Лейтенант – вдогонку за гостем.
– Так что за хулиганы напугали вас? – поинтересовался он взамен закуски.
Вместо ответа Краснощеков неожиданно икнул, потом удовлетворенно крякнул и… Левый глаз его вдруг отчаянно замигал, как волжский бакен, на который прет катер с заснувшим рулевым.
– Напугали? Меня? – удивился Краснощеков. – Ха-ха. Я что, разве трус? Да я сам кого хошь напугаю. Ха-ха! Вы знаете, куда я сейчас собираюсь? На ле-до-ход! Ха-ха?
Он вскочил с места:
– Вот так я буду прыгать по льдинам!
– Вот так я буду работать багром!
– А вот так я буду стоять на вершине тороса!
Он вскочил на тюремный табурет, и тот будто бы даже не упал. Хотя имел вредную привычку рассыпаться на части под каждым вторым задержанным. Особенно во время перекрестных допросов. На сей раз, наверное, тюремный табурет проявил особое уважение к пемзенским самодельным чувякам.
– Смерть будет дышать мне в лицо, но я сумею намять ей бока! – заключил с большим чувством Краснощеков и строго вопросил: – Вы верите мне?
– Как вы можете сомневаться! – возмутился лейтенант. – На Самарской Луке всегда верят на слово.
– Ну что ж, в таком случае прошу налить по второму стакану, – распорядился новоявленный удалец.
Ульк!
Стены задрожали от гула: вторая волна «Особой» катила шальным девятым валом.
– Тсс! – поднял палец вверх Краснощеков. – Вы знаете, где я сейчас был? – продолжал он. – На ле-до-хо-де. Ха-ха!
– Смерть дышала мне в лицо! – не давая лейтенанту опомниться, объявил удалец. – Но я… я смело прыгал по льдинам. Ловко работал багром. Твердо стоял на вершине тороса.
Он вскочил было с места, чтобы продемонстрировать, как посрамил грозную стихию. Но вдруг решительно передумал. Дескать, зачем тратить зря время и силы, когда все и так знают, что Краснощеков бегает и прыгает по льдам не хуже истинных колдыбанцев.

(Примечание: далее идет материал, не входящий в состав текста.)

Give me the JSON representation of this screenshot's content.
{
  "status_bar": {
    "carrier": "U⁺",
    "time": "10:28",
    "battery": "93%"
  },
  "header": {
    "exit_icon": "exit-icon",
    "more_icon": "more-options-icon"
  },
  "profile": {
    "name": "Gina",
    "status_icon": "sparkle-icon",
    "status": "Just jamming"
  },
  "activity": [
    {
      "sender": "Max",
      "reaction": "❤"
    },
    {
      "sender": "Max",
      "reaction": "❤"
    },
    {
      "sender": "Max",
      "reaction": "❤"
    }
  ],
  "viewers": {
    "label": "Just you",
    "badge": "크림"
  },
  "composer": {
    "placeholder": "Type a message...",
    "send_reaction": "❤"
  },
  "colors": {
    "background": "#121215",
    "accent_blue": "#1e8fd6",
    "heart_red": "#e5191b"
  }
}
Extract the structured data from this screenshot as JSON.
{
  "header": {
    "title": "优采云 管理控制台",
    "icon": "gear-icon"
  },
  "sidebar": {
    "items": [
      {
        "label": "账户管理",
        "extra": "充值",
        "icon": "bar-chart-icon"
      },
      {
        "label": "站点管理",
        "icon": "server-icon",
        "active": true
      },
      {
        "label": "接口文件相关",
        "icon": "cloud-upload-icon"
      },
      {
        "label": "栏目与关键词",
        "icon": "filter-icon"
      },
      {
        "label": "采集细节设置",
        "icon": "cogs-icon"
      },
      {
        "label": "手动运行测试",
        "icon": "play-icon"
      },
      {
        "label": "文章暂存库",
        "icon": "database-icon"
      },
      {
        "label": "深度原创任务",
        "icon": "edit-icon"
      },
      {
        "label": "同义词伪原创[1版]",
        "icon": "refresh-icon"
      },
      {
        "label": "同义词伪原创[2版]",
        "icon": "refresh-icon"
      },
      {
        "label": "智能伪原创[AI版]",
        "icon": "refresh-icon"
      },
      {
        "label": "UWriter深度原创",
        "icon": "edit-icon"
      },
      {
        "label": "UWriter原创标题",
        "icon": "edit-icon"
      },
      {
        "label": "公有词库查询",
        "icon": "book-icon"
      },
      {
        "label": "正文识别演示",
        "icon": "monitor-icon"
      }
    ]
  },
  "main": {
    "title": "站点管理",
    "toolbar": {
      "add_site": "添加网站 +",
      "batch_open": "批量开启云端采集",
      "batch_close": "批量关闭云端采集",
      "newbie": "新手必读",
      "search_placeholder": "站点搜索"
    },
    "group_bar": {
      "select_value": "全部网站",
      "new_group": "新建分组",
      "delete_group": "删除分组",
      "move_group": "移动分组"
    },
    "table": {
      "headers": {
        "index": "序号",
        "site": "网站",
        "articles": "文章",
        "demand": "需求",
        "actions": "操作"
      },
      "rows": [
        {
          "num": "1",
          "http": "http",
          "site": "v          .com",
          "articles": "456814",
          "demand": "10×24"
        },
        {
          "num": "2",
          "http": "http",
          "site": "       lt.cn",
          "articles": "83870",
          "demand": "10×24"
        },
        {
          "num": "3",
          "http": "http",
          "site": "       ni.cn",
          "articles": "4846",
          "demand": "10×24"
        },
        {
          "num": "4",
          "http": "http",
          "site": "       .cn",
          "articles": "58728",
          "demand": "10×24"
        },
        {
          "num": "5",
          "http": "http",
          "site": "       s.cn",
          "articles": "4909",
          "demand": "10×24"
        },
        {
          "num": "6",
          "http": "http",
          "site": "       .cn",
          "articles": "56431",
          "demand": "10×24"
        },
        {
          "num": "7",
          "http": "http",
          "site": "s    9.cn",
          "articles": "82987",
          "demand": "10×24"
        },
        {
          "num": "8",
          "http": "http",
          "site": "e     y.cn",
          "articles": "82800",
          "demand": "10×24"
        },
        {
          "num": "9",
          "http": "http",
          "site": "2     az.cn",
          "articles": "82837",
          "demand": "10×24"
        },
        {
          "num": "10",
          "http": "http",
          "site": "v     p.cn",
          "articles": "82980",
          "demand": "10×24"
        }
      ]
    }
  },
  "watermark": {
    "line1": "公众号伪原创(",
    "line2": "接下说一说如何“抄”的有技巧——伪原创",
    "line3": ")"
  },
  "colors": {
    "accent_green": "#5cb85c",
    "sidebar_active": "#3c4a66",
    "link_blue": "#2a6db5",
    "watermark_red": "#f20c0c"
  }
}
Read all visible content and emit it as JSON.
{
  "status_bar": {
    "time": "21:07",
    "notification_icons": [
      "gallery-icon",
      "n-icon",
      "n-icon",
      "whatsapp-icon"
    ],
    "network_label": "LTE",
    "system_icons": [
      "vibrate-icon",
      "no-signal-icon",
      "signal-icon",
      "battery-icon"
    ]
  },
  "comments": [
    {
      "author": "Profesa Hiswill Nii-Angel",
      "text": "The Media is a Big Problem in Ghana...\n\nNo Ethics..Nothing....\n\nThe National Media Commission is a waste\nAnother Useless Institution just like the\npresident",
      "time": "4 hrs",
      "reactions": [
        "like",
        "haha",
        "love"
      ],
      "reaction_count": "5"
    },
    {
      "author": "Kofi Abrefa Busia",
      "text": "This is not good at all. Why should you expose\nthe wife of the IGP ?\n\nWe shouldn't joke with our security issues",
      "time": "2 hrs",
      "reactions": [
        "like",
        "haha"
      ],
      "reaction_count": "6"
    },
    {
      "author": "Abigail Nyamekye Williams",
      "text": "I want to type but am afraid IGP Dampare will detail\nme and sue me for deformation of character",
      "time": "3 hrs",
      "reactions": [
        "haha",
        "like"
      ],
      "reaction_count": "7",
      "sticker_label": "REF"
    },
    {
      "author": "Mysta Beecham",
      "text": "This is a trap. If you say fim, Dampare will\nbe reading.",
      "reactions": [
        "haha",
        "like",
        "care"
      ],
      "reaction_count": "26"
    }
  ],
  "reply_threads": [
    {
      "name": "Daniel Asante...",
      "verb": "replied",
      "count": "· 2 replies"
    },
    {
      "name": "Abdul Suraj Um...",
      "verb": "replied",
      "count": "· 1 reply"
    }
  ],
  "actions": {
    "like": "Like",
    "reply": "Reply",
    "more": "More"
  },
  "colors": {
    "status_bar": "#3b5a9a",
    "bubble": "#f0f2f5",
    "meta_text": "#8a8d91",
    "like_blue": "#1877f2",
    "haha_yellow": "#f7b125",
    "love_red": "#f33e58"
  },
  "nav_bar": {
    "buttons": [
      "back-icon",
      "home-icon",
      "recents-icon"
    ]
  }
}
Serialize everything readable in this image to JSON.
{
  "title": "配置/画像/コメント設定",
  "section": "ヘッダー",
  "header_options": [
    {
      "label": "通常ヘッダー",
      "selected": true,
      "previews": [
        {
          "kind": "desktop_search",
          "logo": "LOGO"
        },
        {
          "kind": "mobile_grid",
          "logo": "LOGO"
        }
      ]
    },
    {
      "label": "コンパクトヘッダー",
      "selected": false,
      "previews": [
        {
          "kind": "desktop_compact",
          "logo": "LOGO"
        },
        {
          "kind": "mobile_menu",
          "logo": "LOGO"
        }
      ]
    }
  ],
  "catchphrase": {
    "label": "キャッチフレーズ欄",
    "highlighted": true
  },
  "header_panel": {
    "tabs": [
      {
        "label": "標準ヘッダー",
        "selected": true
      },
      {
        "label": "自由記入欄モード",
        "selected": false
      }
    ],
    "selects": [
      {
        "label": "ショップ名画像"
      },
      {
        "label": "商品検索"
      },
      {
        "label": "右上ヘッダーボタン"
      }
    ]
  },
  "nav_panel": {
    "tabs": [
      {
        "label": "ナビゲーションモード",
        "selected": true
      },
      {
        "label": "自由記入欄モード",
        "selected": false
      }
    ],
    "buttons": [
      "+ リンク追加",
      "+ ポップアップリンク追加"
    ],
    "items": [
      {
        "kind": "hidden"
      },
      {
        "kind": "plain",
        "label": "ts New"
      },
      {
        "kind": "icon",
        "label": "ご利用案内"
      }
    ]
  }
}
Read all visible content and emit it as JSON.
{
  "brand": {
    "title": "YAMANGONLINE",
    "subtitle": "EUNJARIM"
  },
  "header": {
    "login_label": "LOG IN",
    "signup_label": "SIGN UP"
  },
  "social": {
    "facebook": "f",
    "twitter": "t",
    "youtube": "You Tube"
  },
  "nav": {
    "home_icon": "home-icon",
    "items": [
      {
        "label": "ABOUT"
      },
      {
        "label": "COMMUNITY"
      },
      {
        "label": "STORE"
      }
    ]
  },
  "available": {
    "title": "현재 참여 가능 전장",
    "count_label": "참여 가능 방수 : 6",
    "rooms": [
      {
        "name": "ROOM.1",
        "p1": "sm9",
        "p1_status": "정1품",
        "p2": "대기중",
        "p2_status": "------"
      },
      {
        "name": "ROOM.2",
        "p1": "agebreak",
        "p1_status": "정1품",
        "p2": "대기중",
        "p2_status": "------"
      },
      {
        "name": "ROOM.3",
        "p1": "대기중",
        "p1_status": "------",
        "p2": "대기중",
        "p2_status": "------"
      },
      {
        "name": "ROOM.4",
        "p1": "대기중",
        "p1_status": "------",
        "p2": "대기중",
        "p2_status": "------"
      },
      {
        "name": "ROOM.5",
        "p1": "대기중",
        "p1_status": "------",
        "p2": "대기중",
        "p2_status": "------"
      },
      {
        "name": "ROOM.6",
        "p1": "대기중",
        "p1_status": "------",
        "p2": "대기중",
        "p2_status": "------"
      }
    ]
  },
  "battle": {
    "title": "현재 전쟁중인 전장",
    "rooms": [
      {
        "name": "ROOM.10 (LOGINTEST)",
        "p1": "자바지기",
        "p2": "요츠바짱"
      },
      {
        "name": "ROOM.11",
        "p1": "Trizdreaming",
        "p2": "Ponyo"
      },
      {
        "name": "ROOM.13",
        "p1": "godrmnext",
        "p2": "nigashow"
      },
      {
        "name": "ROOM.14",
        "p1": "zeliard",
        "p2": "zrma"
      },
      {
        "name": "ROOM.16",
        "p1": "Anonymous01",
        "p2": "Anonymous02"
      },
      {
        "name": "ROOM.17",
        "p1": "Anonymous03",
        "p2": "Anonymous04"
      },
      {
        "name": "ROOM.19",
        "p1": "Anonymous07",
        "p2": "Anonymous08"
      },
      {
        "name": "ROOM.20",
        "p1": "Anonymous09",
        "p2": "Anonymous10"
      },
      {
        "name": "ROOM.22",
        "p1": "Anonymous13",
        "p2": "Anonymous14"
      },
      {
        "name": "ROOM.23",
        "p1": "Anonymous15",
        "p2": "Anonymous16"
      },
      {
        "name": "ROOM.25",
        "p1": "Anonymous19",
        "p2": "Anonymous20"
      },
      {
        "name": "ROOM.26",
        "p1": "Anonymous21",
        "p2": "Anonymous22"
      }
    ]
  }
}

Левый глаз бывшего проЗЛИ, а ныне – ледового ковбоя хитро замигал:
– На Самарской Луке верят на слово. А вот в Москве… даю вам честное слово… не верят даже слезам. Ну? Значит, правы мои друзья-истбанцы: нечего ломить шапку перед всякими столичными светлостями. А то ведь они заломят с вас и голову. Ха! Вам нужна моя голова? Тогда сначала поймайте мою шапку!
И он бросил свой нутриевый малахай вверх. Да с такой силой, что даже потолок милицейского участка подтвердит: окажись тут московские светлости – в глазах у них стало бы темно.
– Мне кажется, что я кидаю шапку в небо не хуже колдыбанских удальцов, – похвалил себя Краснощеков. – Но… в кабинетах столичных светлостей потолки – ух, какие! Выше неба. Не докинешь – скажут, слабак. – Он хлопнул себя по лбу и озарился: – О! Шапку в потолок – хорошо, а еще лучше… на пол! Точнее, об пол.
В возбуждении он снова схватил особый знак собственного достоинства:
– Вот так надо бить шапкой об пол, когда всякие московские светлости объявляют вас темным и серым.
– Вот так, когда заставляют вас жить по своим нормам и меркам.
– И вот так, когда вы испытываете восторг и ликование оттого, что делаете все наоборот.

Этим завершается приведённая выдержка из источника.